See: Share an Object with Others - Amazon S3
I work on a SaaS application where Creators can create Groups and invite others to their Group to share files, chat and so on. Only people within specific group should have access to this group's files.
People from other group must not have access to not their group's files.
And of course all files permission should be set to 'Private', i.e. they should not be searchable/visible/accessable by anonymous users of Internet since information in those files is for personal use only.
I am new to Amazon S3 and don't know how to achieve it... Should I create only 1 main bucket? Or create for each group a new Amazon Bucket?

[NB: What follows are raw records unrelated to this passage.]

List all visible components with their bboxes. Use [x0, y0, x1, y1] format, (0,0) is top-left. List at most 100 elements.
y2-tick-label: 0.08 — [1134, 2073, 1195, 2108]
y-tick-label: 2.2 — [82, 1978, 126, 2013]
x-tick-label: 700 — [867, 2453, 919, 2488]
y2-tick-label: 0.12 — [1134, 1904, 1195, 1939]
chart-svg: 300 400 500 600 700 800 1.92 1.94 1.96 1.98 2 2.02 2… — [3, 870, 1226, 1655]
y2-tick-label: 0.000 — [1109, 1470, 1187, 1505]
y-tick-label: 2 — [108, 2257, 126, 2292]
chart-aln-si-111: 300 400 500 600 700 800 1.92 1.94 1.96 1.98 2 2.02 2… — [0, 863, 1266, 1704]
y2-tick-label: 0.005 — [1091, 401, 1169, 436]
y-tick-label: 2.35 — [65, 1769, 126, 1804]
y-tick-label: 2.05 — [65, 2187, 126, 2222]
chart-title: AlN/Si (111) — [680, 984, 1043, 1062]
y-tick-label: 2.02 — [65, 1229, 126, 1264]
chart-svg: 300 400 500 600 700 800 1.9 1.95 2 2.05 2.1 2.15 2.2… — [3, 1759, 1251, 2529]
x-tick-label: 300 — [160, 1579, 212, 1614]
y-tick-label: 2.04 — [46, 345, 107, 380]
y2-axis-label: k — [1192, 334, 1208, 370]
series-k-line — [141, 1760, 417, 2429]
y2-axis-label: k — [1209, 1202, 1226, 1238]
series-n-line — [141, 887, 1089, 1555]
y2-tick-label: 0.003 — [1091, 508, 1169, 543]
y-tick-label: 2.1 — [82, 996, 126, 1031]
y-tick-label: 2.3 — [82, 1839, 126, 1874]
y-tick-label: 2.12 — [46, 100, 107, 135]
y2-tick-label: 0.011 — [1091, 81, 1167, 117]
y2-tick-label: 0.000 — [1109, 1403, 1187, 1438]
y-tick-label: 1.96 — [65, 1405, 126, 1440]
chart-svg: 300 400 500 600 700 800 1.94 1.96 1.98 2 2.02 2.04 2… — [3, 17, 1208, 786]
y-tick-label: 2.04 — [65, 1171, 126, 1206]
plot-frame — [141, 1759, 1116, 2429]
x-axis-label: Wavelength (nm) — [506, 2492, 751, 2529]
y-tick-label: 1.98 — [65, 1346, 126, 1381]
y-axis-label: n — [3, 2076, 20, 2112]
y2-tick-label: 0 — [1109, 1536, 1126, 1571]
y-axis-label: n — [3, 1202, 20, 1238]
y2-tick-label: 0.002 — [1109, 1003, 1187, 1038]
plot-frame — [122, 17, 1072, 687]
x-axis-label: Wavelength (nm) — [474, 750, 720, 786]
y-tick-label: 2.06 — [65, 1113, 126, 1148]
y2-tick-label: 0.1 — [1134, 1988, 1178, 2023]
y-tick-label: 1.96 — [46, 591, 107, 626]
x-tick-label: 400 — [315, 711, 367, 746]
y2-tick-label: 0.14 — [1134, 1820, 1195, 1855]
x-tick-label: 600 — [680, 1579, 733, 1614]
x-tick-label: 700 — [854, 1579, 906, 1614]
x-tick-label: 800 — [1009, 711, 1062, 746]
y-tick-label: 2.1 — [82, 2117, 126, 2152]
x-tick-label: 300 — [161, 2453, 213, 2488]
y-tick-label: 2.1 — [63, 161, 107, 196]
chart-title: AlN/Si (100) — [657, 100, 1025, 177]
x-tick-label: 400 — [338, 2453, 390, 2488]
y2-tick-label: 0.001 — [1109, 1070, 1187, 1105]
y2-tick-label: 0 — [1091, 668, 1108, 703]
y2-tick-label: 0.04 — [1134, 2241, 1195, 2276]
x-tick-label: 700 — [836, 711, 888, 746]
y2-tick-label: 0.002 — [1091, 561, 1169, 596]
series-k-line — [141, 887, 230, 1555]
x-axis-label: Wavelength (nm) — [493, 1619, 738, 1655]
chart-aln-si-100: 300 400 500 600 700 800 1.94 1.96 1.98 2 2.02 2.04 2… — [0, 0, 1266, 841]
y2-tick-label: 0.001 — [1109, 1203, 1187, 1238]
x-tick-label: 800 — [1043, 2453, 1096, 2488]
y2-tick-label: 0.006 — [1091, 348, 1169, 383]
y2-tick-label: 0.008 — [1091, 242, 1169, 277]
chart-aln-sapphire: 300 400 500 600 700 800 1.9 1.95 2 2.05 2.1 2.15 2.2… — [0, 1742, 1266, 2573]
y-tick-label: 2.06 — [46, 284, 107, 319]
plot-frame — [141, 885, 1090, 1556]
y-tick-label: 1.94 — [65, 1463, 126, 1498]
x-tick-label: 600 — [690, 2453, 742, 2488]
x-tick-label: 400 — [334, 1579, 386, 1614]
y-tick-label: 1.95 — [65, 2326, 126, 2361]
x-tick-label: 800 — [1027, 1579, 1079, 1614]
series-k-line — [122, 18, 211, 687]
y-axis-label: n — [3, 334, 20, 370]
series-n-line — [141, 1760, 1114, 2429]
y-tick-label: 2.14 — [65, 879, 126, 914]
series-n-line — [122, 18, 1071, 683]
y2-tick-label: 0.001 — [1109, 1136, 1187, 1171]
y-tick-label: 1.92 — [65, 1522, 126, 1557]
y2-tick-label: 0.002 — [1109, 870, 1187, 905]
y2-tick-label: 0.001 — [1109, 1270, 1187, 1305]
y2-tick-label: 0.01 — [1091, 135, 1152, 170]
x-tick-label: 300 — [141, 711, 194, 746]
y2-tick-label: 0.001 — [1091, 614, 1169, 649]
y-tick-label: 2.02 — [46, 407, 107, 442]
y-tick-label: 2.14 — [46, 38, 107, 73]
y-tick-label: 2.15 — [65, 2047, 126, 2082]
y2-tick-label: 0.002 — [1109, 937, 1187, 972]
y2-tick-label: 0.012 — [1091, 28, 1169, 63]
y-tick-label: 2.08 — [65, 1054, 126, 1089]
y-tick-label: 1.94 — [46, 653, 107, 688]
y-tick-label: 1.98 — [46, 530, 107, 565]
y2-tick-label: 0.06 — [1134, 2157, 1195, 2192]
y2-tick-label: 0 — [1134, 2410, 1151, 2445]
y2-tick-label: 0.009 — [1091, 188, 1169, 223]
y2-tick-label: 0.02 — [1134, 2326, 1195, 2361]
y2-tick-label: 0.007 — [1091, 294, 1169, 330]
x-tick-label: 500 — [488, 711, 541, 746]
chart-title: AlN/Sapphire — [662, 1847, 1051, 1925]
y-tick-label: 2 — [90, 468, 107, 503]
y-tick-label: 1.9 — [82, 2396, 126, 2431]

It is not recommended to use AWS Identity and Access Management (IAM) for storing application users. Application users should be maintained in a separate database (or LDAP, Active directory, etc).
Therefore, creating "one bucket per group" is not feasible, since it is not possible to assign your applications users to permissions within Amazon S3.
The better method would be to manage permissions within your application. When a user requests access to a file, the application can determine whether they should be permitted access. If they are permitted, then the application can generate a Pre-Signed URL.
A Pre-Signed URL permits access to private objects stored on Amazon S3. It is a means of keeping objects secure, yet granting temporary access to a specific object.
When listing available files, your application would generate links that include the pre-signed URL. Then, when a user clicks the link, they can access the file. Then, after a certain time has expired (eg 10 minutes), the link will no longer function. So, if a user shares a link with somebody else, it will probably have timed-out.